Note two important points here:

* Everyone thinks of the DNS lookups that SMTP Relay servers will be
performing, but forgets that (because so many softwares lag more than 3
years behind the times), SMTP Relay _clients_ will be affected too,
since they perform "ANY" lookups on the very same set of domain names
(i.e. those that occur in the domain name portion of an SMTP mailbox name).
* The actual type of the resource record is irrelevant.  A 128-octet
"TXT" resource record added to "aol.com." will have the same particular
effect of increasing the size of an "ANY" response as a 128-octet "FOO"
resource record would.

Now consider how "SRV" resource records could have been designed, but
weren't.  "SRV" resource records _could_ have been designed to
incorporate the protocol and the service names in their data portions

    example.org. IN SRV 86400 nicname tcp 0 0 43 whois.example.org.
    example.org. IN SRV 86400 ldap tcp 0 0 389 dir.example.org.
    example.org. IN SRV 86400 http tcp 0 0 80 www.example.org.

and service lookup would have involved performing a "SRV" lookup and
then scanning the resultant resource record set, which would have grown
with each new service defined and provided, for resource records with
names that matched the desired service.  (Do this design and its
concomitant problems seem somewhat familiar, boys and girls?)

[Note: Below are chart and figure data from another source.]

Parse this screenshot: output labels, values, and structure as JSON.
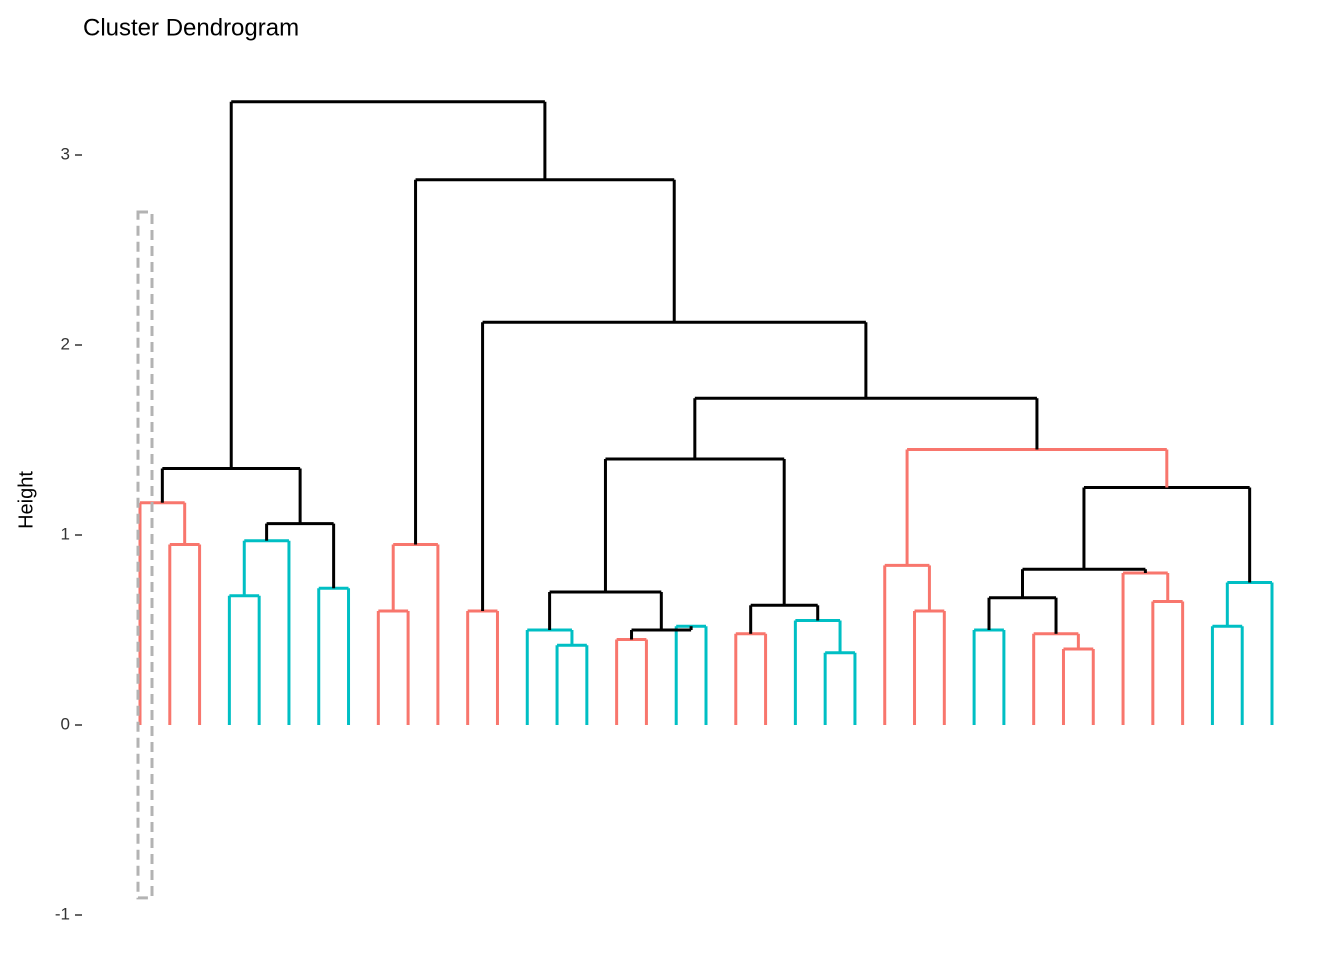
{
  "chart_data": {
    "type": "dendrogram",
    "title": "Cluster Dendrogram",
    "y_label": "Height",
    "ylim": [
      -1,
      3.3
    ],
    "yticks": [
      -1,
      0,
      1,
      2,
      3
    ],
    "rect": {
      "ymin": -0.91,
      "ymax": 2.7,
      "color": "#b3b3b3"
    },
    "tree": {
      "height": 3.28,
      "color": "#000000",
      "children": [
        {
          "height": 1.35,
          "color": "#000000",
          "children": [
            {
              "height": 1.17,
              "color": "#F8766D",
              "children": [
                {
                  "height": 0
                },
                {
                  "height": 0.95,
                  "color": "#F8766D",
                  "children": [
                    {
                      "height": 0
                    },
                    {
                      "height": 0
                    }
                  ]
                }
              ]
            },
            {
              "height": 1.06,
              "color": "#000000",
              "children": [
                {
                  "height": 0.97,
                  "color": "#00BFC4",
                  "children": [
                    {
                      "height": 0.68,
                      "color": "#00BFC4",
                      "children": [
                        {
                          "height": 0
                        },
                        {
                          "height": 0
                        }
                      ]
                    },
                    {
                      "height": 0
                    }
                  ]
                },
                {
                  "height": 0.72,
                  "color": "#00BFC4",
                  "children": [
                    {
                      "height": 0
                    },
                    {
                      "height": 0
                    }
                  ]
                }
              ]
            }
          ]
        },
        {
          "height": 2.87,
          "color": "#000000",
          "children": [
            {
              "height": 0.95,
              "color": "#F8766D",
              "children": [
                {
                  "height": 0.6,
                  "color": "#F8766D",
                  "children": [
                    {
                      "height": 0
                    },
                    {
                      "height": 0
                    }
                  ]
                },
                {
                  "height": 0
                }
              ]
            },
            {
              "height": 2.12,
              "color": "#000000",
              "children": [
                {
                  "height": 0.6,
                  "color": "#F8766D",
                  "children": [
                    {
                      "height": 0
                    },
                    {
                      "height": 0
                    }
                  ]
                },
                {
                  "height": 1.72,
                  "color": "#000000",
                  "children": [
                    {
                      "height": 1.4,
                      "color": "#000000",
                      "children": [
                        {
                          "height": 0.7,
                          "color": "#000000",
                          "children": [
                            {
                              "height": 0.5,
                              "color": "#00BFC4",
                              "children": [
                                {
                                  "height": 0
                                },
                                {
                                  "height": 0.42,
                                  "color": "#00BFC4",
                                  "children": [
                                    {
                                      "height": 0
                                    },
                                    {
                                      "height": 0
                                    }
                                  ]
                                }
                              ]
                            },
                            {
                              "height": 0.5,
                              "color": "#000000",
                              "children": [
                                {
                                  "height": 0.45,
                                  "color": "#F8766D",
                                  "children": [
                                    {
                                      "height": 0
                                    },
                                    {
                                      "height": 0
                                    }
                                  ]
                                },
                                {
                                  "height": 0.52,
                                  "color": "#00BFC4",
                                  "children": [
                                    {
                                      "height": 0
                                    },
                                    {
                                      "height": 0
                                    }
                                  ]
                                }
                              ]
                            }
                          ]
                        },
                        {
                          "height": 0.63,
                          "color": "#000000",
                          "children": [
                            {
                              "height": 0.48,
                              "color": "#F8766D",
                              "children": [
                                {
                                  "height": 0
                                },
                                {
                                  "height": 0
                                }
                              ]
                            },
                            {
                              "height": 0.55,
                              "color": "#00BFC4",
                              "children": [
                                {
                                  "height": 0
                                },
                                {
                                  "height": 0.38,
                                  "color": "#00BFC4",
                                  "children": [
                                    {
                                      "height": 0
                                    },
                                    {
                                      "height": 0
                                    }
                                  ]
                                }
                              ]
                            }
                          ]
                        }
                      ]
                    },
                    {
                      "height": 1.45,
                      "color": "#F8766D",
                      "children": [
                        {
                          "height": 0.84,
                          "color": "#F8766D",
                          "children": [
                            {
                              "height": 0
                            },
                            {
                              "height": 0.6,
                              "color": "#F8766D",
                              "children": [
                                {
                                  "height": 0
                                },
                                {
                                  "height": 0
                                }
                              ]
                            }
                          ]
                        },
                        {
                          "height": 1.25,
                          "color": "#000000",
                          "children": [
                            {
                              "height": 0.82,
                              "color": "#000000",
                              "children": [
                                {
                                  "height": 0.67,
                                  "color": "#000000",
                                  "children": [
                                    {
                                      "height": 0.5,
                                      "color": "#00BFC4",
                                      "children": [
                                        {
                                          "height": 0
                                        },
                                        {
                                          "height": 0
                                        }
                                      ]
                                    },
                                    {
                                      "height": 0.48,
                                      "color": "#F8766D",
                                      "children": [
                                        {
                                          "height": 0
                                        },
                                        {
                                          "height": 0.4,
                                          "color": "#F8766D",
                                          "children": [
                                            {
                                              "height": 0
                                            },
                                            {
                                              "height": 0
                                            }
                                          ]
                                        }
                                      ]
                                    }
                                  ]
                                },
                                {
                                  "height": 0.8,
                                  "color": "#F8766D",
                                  "children": [
                                    {
                                      "height": 0
                                    },
                                    {
                                      "height": 0.65,
                                      "color": "#F8766D",
                                      "children": [
                                        {
                                          "height": 0
                                        },
                                        {
                                          "height": 0
                                        }
                                      ]
                                    }
                                  ]
                                }
                              ]
                            },
                            {
                              "height": 0.75,
                              "color": "#00BFC4",
                              "children": [
                                {
                                  "height": 0.52,
                                  "color": "#00BFC4",
                                  "children": [
                                    {
                                      "height": 0
                                    },
                                    {
                                      "height": 0
                                    }
                                  ]
                                },
                                {
                                  "height": 0
                                }
                              ]
                            }
                          ]
                        }
                      ]
                    }
                  ]
                }
              ]
            }
          ]
        }
      ]
    }
  }
}
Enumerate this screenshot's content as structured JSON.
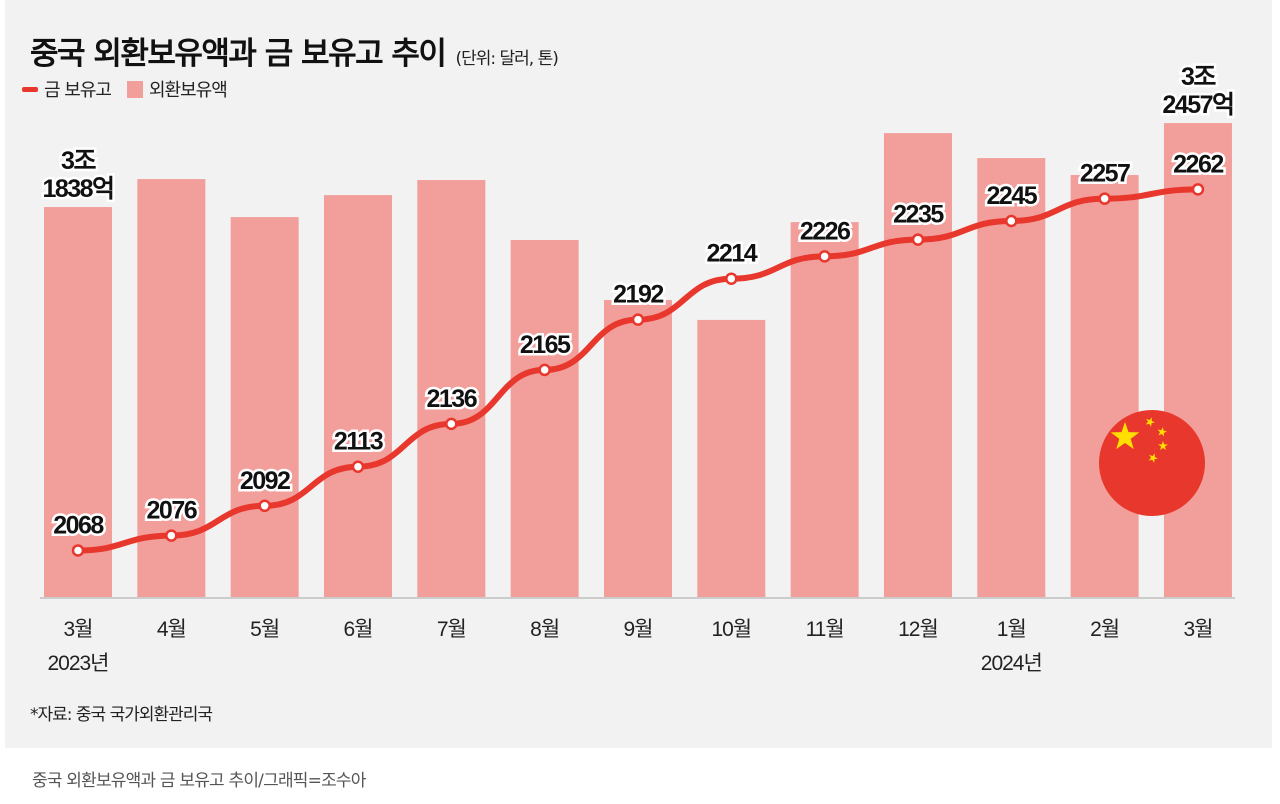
{
  "caption": "중국 외환보유액과 금 보유고 추이/그래픽=조수아",
  "chart_data": {
    "type": "bar+line",
    "title": "중국 외환보유액과 금 보유고 추이",
    "unit_note": "(단위: 달러, 톤)",
    "legend": [
      "금 보유고",
      "외환보유액"
    ],
    "legend_placement": "top-left",
    "grid": false,
    "categories": [
      "3월",
      "4월",
      "5월",
      "6월",
      "7월",
      "8월",
      "9월",
      "10월",
      "11월",
      "12월",
      "1월",
      "2월",
      "3월"
    ],
    "year_labels": {
      "0": "2023년",
      "10": "2024년"
    },
    "series": [
      {
        "name": "외환보유액",
        "type": "bar",
        "unit": "억 달러",
        "values": [
          31838,
          32044,
          31764,
          31926,
          32037,
          31595,
          31153,
          31006,
          31727,
          32383,
          32199,
          32074,
          32457
        ],
        "ylim": [
          28964,
          32627
        ],
        "annotations": {
          "0": [
            "3조",
            "1838억"
          ],
          "12": [
            "3조",
            "2457억"
          ]
        },
        "color": "#f29e9b"
      },
      {
        "name": "금 보유고",
        "type": "line",
        "unit": "톤",
        "values": [
          2068,
          2076,
          2092,
          2113,
          2136,
          2165,
          2192,
          2214,
          2226,
          2235,
          2245,
          2257,
          2262
        ],
        "ylim": [
          2043,
          2310
        ],
        "color": "#e8372c"
      }
    ],
    "source": "*자료: 중국 국가외환관리국",
    "flag_icon": "china-flag"
  }
}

Instead, "SRV" resource records were designed so that the service and
protocol names were encoded in the owner domain name,

    _nicname._tcp.example.org. IN SRV 86400 0 0 43 whois.example.org.
    _ldap._tcp.example.org. IN SRV 86400 0 0 389 dir.example.org.
    _http._tcp.example.org. IN SRV 86400 0 0 80 www.example.org.

and thus so that individual "SRV" resource record sets only covered
single services.  Thus, looking up the locator information for an
individual service doesn't present one with a whole slew of information
about services that one wasn't interested in, that one then has to wade
through picking out what one wants; and, also, the sizes of "SRV"
resource record sets don't grow as "SRV" lookup is defined for further
services.

In database terms (and without going into detail about the DNS database
schema): The primary key for the global, distributed, DNS database is an
<owner-name,class,type> tuple, and service lookup encodes an
<service-domain-name,class,type,protocol,service> search key into that
tuple, thereby making use of the DNS lookup mechanism to ensure that the
lookup yields only those data that are actually relevant.

Client-restriction data in fact uses a very similar
<client-domain-name,class,type,protocol,service> search key, which can
be encoded in the same way.  Ironically, this would have been clearer if
we didn't have "MX" resource records but had used "SRV" resource records
to find SMTP Relay servers.  The pairing of

    _smtp._tcp.example.org. IN SRV 86400 0 0 25 a.mx.example.org.

to locate the "example.org." SMTP Relay servers and

    _smtp._tcp.example.org. IN SPF 86400 "-all"

to publish the restrictions on the "example.org." SMTP Relay clients
would have seemed relatively straightforward.